I've recently developed an interest in statistics, so I decided to write a program which will generate a set of data, storing the Pearson correlation coefficient versus a changing random variance in the data. Here is the method I wrote to do this:
def generateData(nLines, nPoints, gradient, yIntercept, xScaleFactor, randomCoefficientScaleFactor):
Rs = []
xValues = []
for i in range(nLines):
x = []
y = []
for j in range(nPoints):
x.append(j*xScaleFactor)
y.append(fLinear(x[j], i*randomCoefficientScaleFactor, gradient, yIntercept))
dataSet = Data(x, y)
xValues.append(i*randomCoefficientScaleFactor)
Rs.append(linearCorrelationCoefficient(dataSet.x, dataSet.y))
dataSet = Data(xValues, Rs)
return dataSet
And here is the function fLinear():
def fLinear(x, randomCoefficient, gradient, yIntercept):
return gradient*x + yIntercept + randomCoefficient*random.uniform(0,1)
I ran this with 200 values for R, 1000 points for each line, and a scale factor on the random value of 75.
Outputting this data to a Desmos graph gives this result.
My first instinct as to which type of function would yield this shape would be a normal distribution, but as you can see here, this is not the case.
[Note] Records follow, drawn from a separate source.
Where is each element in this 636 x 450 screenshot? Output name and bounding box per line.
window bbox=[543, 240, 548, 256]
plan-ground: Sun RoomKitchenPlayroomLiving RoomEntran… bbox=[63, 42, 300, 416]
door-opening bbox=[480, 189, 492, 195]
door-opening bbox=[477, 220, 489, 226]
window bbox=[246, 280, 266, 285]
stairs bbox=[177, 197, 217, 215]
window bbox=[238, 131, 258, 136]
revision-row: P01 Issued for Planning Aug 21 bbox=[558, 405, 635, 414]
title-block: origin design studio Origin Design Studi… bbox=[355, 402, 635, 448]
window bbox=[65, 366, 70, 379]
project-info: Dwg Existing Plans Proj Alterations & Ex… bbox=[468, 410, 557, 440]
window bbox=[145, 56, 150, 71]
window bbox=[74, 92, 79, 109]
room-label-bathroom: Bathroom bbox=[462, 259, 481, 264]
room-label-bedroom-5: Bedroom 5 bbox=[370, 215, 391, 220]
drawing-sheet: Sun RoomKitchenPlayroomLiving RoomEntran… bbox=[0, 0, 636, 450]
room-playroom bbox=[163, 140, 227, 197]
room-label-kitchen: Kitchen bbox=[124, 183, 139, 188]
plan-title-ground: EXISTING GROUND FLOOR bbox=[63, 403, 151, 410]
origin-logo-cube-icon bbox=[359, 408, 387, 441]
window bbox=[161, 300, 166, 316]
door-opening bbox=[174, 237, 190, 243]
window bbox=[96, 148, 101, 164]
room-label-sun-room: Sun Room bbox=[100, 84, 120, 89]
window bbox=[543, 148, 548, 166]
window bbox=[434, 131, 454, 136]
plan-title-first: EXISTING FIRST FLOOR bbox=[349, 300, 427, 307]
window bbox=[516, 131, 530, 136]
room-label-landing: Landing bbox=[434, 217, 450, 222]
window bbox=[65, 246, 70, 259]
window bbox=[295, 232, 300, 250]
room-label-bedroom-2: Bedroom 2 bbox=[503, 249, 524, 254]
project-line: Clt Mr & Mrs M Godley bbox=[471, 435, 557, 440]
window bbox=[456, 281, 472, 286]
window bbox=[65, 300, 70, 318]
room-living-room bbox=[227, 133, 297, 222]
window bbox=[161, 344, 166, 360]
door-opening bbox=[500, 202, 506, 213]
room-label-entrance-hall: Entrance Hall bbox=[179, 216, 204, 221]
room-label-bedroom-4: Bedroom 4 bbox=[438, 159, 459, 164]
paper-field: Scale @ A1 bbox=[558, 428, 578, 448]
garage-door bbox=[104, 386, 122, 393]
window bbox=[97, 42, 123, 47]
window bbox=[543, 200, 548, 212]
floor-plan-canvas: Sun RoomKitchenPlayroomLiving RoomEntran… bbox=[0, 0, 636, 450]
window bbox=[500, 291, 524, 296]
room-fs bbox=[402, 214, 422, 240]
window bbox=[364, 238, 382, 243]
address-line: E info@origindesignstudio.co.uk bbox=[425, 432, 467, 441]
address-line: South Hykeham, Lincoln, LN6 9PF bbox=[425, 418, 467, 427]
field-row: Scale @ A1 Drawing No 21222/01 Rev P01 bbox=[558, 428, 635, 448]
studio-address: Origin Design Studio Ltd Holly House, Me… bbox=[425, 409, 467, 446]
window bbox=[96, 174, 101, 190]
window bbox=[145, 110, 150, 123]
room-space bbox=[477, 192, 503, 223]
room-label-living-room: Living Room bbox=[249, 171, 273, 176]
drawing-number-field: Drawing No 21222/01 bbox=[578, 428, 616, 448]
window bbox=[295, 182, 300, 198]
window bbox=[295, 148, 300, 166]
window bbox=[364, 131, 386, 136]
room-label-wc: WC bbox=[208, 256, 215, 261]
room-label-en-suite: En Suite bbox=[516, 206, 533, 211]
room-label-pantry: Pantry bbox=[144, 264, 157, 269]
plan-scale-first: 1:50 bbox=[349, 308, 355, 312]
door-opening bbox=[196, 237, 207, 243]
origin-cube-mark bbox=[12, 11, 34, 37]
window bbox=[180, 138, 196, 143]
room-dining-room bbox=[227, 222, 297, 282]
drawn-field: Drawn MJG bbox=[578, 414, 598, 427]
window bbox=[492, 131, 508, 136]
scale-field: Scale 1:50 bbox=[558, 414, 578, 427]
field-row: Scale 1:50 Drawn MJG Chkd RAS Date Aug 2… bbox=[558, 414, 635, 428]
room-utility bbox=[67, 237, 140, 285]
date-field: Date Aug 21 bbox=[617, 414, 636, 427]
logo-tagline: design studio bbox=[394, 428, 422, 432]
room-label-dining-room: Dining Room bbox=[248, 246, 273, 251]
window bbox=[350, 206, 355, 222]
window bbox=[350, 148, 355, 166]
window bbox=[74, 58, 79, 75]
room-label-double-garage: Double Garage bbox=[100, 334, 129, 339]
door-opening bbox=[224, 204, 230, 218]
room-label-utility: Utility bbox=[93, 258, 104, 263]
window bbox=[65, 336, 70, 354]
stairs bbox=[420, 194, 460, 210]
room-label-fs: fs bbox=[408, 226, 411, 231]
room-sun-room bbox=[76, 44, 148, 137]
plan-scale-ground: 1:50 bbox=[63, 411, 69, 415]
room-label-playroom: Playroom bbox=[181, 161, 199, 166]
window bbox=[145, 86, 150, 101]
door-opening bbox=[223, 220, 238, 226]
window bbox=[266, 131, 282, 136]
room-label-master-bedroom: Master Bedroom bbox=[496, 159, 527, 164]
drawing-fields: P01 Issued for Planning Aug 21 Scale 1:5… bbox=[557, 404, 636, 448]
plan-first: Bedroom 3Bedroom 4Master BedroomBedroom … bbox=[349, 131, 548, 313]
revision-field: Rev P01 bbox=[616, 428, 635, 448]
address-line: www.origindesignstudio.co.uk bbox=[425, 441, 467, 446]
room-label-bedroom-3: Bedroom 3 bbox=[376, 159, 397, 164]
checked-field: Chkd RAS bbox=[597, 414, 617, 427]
My next thought would be a sigmoid, so I tried three different functions:
- $\frac{1}{e^{kx}+1}$, which yielded this result.
- $erf(kx)$, which yielded this result.
- $tan^{-1}(kx)+1$, which yielded this result.
None of these fit the the data particularly well, so I hoped that someone here knew of any function that better fits this data set. Thanks in advance.